The CFIA will investigate and work with other program areas (for example, CFIA food programs) to identify and specify the kinds of records that will be required for retention and the appropriate retention period(s) to optimize the reliability of information along the feed and food production continuum.
Roles and Responsibilities [Section 4.6 of the proposal]
One commenter indicated that inspection resources should be directed to those who aren't controlling risk with industry program. An additional commenter indicated that the CFIA needs to take a strong role in education and communication, especially to producer groups.
Private Certification Programs [Section 4.6.3 of the proposal]
Five (5) commenters provided feedback on this section and all of them encouraged the recognition of specific private certification systems that are currently in use.
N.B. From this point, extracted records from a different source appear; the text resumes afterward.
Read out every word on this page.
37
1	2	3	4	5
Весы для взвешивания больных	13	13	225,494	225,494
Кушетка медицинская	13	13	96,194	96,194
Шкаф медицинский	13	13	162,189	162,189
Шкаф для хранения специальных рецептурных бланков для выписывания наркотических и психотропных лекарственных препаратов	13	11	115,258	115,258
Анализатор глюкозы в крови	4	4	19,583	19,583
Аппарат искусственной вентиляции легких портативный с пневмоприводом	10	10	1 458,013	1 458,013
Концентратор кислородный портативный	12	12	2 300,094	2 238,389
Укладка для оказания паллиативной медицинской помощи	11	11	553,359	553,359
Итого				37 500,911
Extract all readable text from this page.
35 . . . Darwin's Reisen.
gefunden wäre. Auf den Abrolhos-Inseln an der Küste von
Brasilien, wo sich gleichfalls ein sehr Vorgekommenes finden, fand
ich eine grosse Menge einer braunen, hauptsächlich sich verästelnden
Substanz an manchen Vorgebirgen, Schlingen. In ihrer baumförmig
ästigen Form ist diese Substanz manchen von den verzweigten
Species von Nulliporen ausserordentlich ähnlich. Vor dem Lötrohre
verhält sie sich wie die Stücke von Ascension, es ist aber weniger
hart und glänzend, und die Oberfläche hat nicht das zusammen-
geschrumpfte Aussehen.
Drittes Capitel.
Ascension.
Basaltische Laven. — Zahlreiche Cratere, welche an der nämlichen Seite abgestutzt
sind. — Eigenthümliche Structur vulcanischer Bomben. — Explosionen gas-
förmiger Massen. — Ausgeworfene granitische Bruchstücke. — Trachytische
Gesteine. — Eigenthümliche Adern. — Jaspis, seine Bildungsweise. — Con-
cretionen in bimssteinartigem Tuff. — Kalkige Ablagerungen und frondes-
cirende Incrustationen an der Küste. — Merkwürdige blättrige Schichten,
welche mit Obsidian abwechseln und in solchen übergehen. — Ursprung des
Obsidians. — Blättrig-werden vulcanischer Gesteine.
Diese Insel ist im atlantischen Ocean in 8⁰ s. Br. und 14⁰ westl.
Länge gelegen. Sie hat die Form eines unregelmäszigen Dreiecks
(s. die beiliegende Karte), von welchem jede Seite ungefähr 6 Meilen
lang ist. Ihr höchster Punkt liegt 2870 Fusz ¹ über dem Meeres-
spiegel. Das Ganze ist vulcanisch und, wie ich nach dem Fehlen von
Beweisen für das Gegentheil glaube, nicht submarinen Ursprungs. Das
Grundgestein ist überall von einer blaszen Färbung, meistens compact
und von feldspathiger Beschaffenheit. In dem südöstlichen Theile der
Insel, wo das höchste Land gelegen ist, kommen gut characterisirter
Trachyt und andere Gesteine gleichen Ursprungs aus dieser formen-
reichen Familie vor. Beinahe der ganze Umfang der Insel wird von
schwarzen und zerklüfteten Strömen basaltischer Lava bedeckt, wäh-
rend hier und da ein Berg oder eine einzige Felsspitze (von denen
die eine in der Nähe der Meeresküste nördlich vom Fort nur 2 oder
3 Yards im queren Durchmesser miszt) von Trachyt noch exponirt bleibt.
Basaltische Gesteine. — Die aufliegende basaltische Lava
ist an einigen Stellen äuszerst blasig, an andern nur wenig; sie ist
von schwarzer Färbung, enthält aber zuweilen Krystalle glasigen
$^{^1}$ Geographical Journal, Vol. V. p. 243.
Commenters felt that existing programs are working to control the risks and this would allow CFIA to lessen the inspection burden on certified facilities that have made the necessary program adjustments to comply with the new hazard identification and preventive control requirements and reallocate scarce inspection resources to commercial establishments that are not yet certified.
As indicated in the response to feedback received with respect to the proposed requirements for having preventive control plans (PCPs), domestic and foreign, sector-specific programs may be considered as model systems providing they address the regulatory requirements set out in the modernized feed framework. The CFIA will continue to collaborate with domestic industry organizations towards the recognition of such programs in the context of the modernized regulatory requirements and consider approaches to enable the recognition of foreign programs should the program proponents wish to pursue recognition.
Annex 2 Proposed Outcome Based Regulatory Requirements [Annex 2 of the proposal]
A number (9) of respondents provided feedback on the proposed requirements set out in Annex 2 of the proposal. Some comments were related to the terminology used, such as replacing the term "biosecurity" with "security" and "utensils" with "tools". Other comments included:
- Requests for further clarification on what "outcome based" program means.
- That any recognized third party program should give the same benefit, as long as it addresses the requirements.
- For farms that require a PCP there should be the option to have one integrated PCP rather than duplicating the work in multiple documents.
- The importance of reduced inspection frequency for certified facilities.
- That performance criteria that imply disease transmission from employee illness via animal food to animals should be removed.
- Recognize that vessels currently in use for the transportation of animal feed do not meet the standards required for human food.
- Recognize the significant and understandable difference between the purpose and function of these two "markets" for animal feed, so that a pet food oriented standard does not de facto become an unnecessary and burdensome farm operation standard.
The CFIA will take this feedback into account as the Annex will serve as the basis for developing industry guidance and sector-specific model systems that will elaborate on the regulatory requirements and how compliance will be assessed.
The CFIA will prepare a consolidated proposal which will take into consideration the comments received on this proposal, as well as those on the Feed Labelling and Feed Hazard Identification and Preventive Controls proposals. Further clarification on the proposed requirements will be provided in the consolidated proposal. The consolidated proposal will be distributed and posted for further stakeholder consultation.
The CFIA would like to thank everyone who contributed their time to this consultation process and shared their views.